Scottish chef Jock Zonfrillo is one of 10 chefs in the world shortlisted for the Basque Culinary World Prize 2018.
The other finalists include Anthony Myint (US); Caleb Zigas (US); Dieuveil Malonga (Congo/Germany); Ebru Baybara Demir (Turkey); Heidi Bjerkan (Norway); Karissa Becerra (Peru); Marc Puig-Pey (Spain); Matt Orlando (Denmark, US); and Virgilio Martínez (Peru).
The announcement was made at an event at Enrique Olvera's Cosme restaurant in New York City in the US.
Earlier this year gastronomic professionals and institutions nominated chefs from around the globe who demonstrated how gastronomy could become a transformational force in areas ranging from innovation to education, health, research, sustainability, social entrepreneurship and economic development.
More than 140 chefs were nominated from over 42 countries, the largest pool of applicants to date. To be considered for the award, chefs had to be nominated by another professional working in the world of gastronomy, for instance, another chef, food writer or food supplier, or an institution.
Now in its third year, the prize is organised and promoted by the Basque government under the Euskadi-Basque Country Strategy and the Basque Culinary Center. In 2016, the prize went to Venezuelan María Fernanda Di Giacobbe, who won for her cacao de origen project in Venezuela. In 2017 it was awarded to Leonor Espinosa for her Funleo project, a foundation that promotes gastronomy for development.
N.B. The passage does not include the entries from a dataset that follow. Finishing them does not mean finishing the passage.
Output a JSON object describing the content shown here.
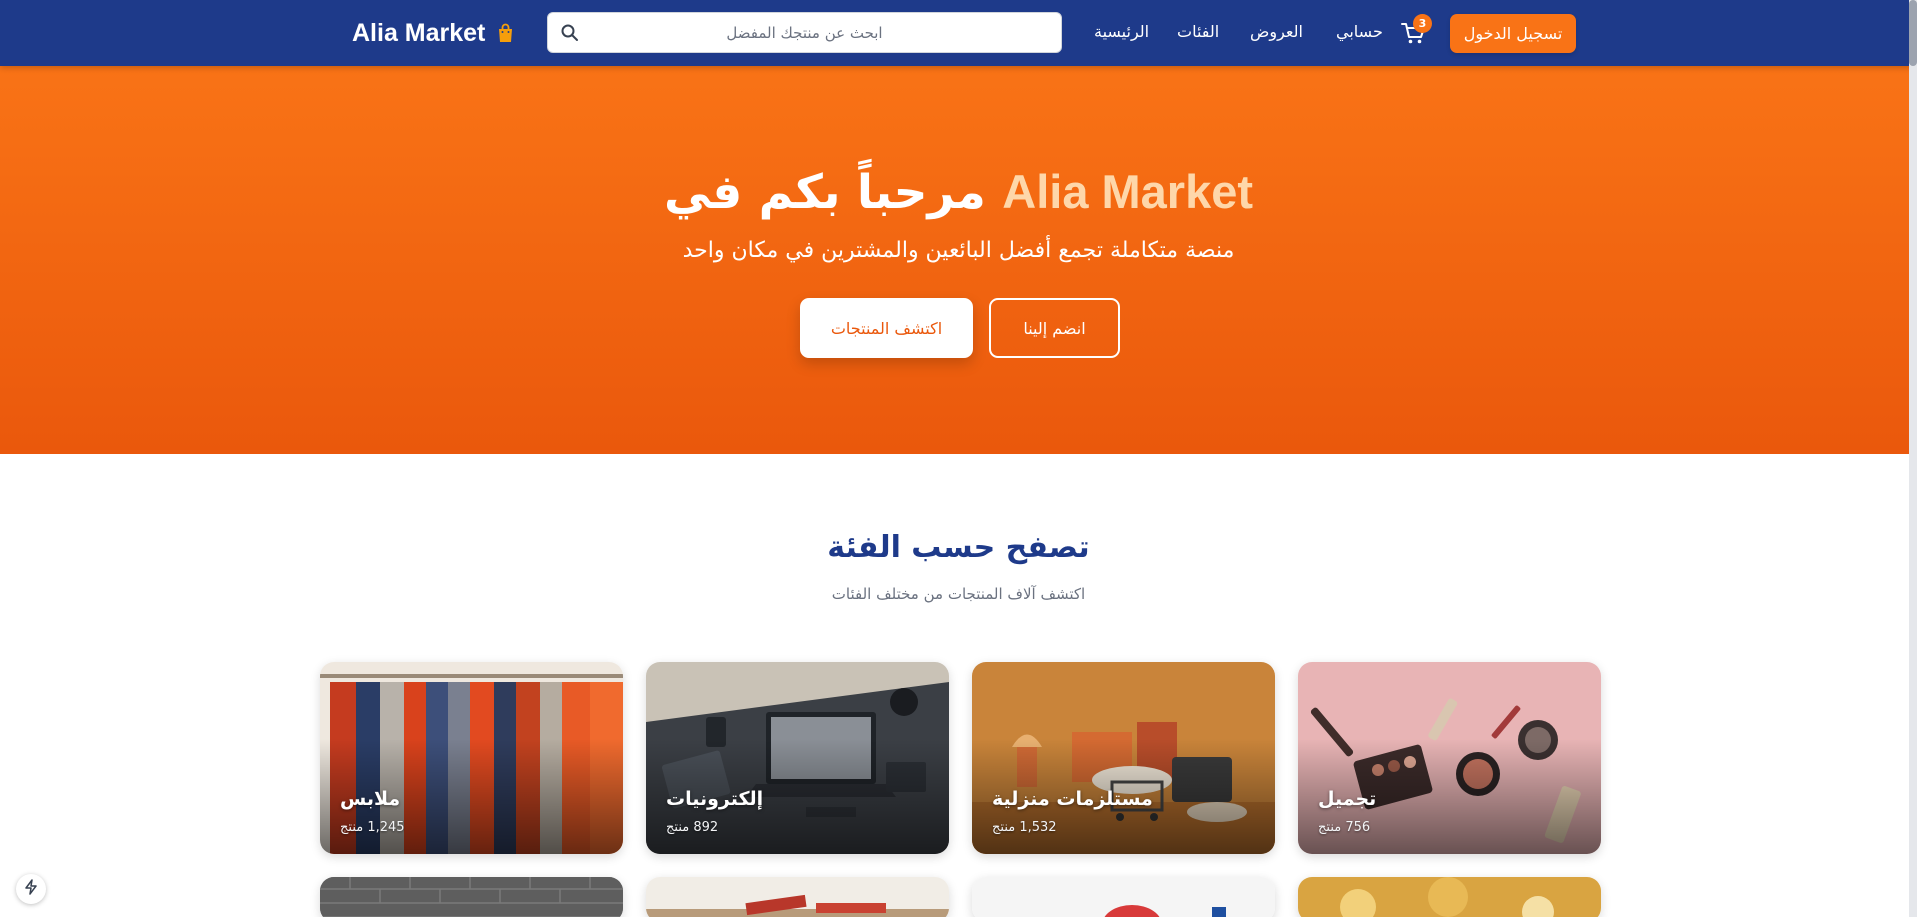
{
  "navbar": {
    "logo_text": "Alia Market",
    "search_placeholder": "ابحث عن منتجك المفضل",
    "links": {
      "home": "الرئيسية",
      "categories": "الفئات",
      "offers": "العروض",
      "account": "حسابي"
    },
    "cart_count": "3",
    "login_label": "تسجيل الدخول"
  },
  "hero": {
    "title_brand": "Alia Market",
    "title_rest": "مرحباً بكم في",
    "subtitle": "منصة متكاملة تجمع أفضل البائعين والمشترين في مكان واحد",
    "explore_label": "اكتشف المنتجات",
    "join_label": "انضم إلينا"
  },
  "categories": {
    "title": "تصفح حسب الفئة",
    "subtitle": "اكتشف آلاف المنتجات من مختلف الفئات",
    "items": [
      {
        "name": "ملابس",
        "count": "1,245 منتج"
      },
      {
        "name": "إلكترونيات",
        "count": "892 منتج"
      },
      {
        "name": "مستلزمات منزلية",
        "count": "1,532 منتج"
      },
      {
        "name": "تجميل",
        "count": "756 منتج"
      }
    ]
  },
  "colors": {
    "navbar": "#1e3a8a",
    "accent": "#f97316",
    "hero_end": "#ea580c",
    "section_title": "#1e3a8a"
  },
  "icons": [
    "bag-icon",
    "search-icon",
    "cart-icon",
    "bolt-icon"
  ]
}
Zonfrillo is preserving memories of the food of the native people of Australia and has dedicated the past 17 years to discovering and defending this ancient culture, which is largely excluded from the national culinary identity.
He has visited hundreds of remote communities and included the gastronomic traditions their inhabitants have shared with him on the menu of his Orana restaurant in Adelaide, Australia, and presented them on his television programmes.
In 2016 Zonfrillo launched the Orana Foundation, which supports indigenous communities in the production and fair marketing of their products, documents native ingredients and investigates new uses for them.
The winner will be chosen by an international jury comprised of the world's most acclaimed chefs and experts in different aspects of food culture and will be announced on 24 July during the eighth annual meeting of the Basque Culinary Center International Council in Modena, Italy.
The jury will be chaired by chef Joan Roca and will include celebrated chefs such as Gastón Acurio, Massimo Bottura, Manu Buffara, Mauro Colagreco, Dominique Crenn, Yoshihiro Narisawa, and Enrique Olvera.
Espinosa will also join the jury, together with experts in other disciplines such as American food writer Ruth Reichl, director David Gelb, food historian Bee Wilson and British interior designer Ilse Crawford.
The winner will be awarded €100,000 (£88,400) to devote to a project or institution that expresses the ethos of the prize: to transform society through gastronomy.